When an Insolvency Practitioner (“IP”) is appointed as an Administrator over a company that is a Trustee of an Occupational Pension Scheme, we have seven days from our appointment to notify the Pension Protection Fund (“PPF”) of the Administration taking place and provide them with details as to any monies due to the scheme.
In the wake of the Lehman Brothers/Nortel case, there was a time when it looked as if Pre-Administration pension deficits would be an expense of an Administration, however the Court eventually ruled that any such deficit would instead rank as a provable debt in the insolvency. This was a relief all round, as it could have seriously affected the possibility of rescuing some businesses through an Administration procedure.
In the past, having to consider a company’s pension scheme has rarely applied, so it’s a simple box to tick on our ‘to do’ list of statutory duties. However with the recent Auto Enrolment changes to the law, it is more likely that pension schemes will be in place for a lot of the companies that we deal with.

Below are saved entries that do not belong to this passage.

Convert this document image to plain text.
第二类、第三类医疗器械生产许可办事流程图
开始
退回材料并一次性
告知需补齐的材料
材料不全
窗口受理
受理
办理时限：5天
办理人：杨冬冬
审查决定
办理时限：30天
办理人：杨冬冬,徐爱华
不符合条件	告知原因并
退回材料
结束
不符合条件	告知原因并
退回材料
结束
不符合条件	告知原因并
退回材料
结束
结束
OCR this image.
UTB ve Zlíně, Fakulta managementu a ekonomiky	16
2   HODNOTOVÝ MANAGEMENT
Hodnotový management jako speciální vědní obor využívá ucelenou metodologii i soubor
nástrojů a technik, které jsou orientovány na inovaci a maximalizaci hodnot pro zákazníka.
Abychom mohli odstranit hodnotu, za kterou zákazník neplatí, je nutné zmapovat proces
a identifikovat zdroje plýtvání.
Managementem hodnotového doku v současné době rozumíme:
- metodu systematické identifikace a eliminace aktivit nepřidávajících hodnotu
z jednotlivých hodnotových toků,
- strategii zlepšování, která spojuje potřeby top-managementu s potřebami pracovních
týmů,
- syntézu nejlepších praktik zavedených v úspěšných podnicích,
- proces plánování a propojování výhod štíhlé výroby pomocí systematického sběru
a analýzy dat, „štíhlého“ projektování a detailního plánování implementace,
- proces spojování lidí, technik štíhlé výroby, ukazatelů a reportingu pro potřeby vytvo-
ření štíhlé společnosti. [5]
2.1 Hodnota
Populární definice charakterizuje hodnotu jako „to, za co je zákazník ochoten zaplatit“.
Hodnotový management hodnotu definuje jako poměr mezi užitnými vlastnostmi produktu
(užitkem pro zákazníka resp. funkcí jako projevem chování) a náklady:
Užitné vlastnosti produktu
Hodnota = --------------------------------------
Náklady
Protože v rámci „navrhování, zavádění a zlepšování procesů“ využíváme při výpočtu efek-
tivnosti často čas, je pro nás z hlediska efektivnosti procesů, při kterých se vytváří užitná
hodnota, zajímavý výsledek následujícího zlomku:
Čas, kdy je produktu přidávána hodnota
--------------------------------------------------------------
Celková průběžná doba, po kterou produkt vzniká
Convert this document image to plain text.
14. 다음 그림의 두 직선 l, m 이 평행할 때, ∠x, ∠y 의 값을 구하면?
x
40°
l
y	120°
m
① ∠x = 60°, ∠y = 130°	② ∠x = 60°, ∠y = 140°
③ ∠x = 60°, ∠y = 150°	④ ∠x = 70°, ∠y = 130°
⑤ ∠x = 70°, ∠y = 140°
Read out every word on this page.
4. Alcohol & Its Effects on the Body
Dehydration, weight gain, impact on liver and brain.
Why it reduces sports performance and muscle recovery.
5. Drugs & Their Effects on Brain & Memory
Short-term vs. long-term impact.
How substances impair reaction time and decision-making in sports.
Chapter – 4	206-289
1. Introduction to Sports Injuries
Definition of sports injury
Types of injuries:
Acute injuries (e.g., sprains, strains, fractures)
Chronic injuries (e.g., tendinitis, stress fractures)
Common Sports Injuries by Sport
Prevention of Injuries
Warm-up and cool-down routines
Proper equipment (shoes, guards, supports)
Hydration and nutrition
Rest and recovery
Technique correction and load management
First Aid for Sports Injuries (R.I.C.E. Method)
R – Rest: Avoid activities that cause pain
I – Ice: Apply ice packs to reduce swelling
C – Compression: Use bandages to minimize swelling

The Pensions Regulator will issue compliance notices requiring an employer to remedy any missed contributions, can issue penalty notices for compliance failures and may also issue court proceedings to recover any such unpaid penalties.
For IPs acting as Administrators we have to put right any noncompliance within 14 days of our appointment. After 14 days we adopt the employee contracts and have to comply with Auto Enrolment requirements. We are subject to civil and criminal proceedings if we cause compliance failures.
In addition to all of the red tape requirements, we have to think about the extra 1% contribution we now need to find in order to pay any pension contributions due during the period of our appointment for any schemes in place.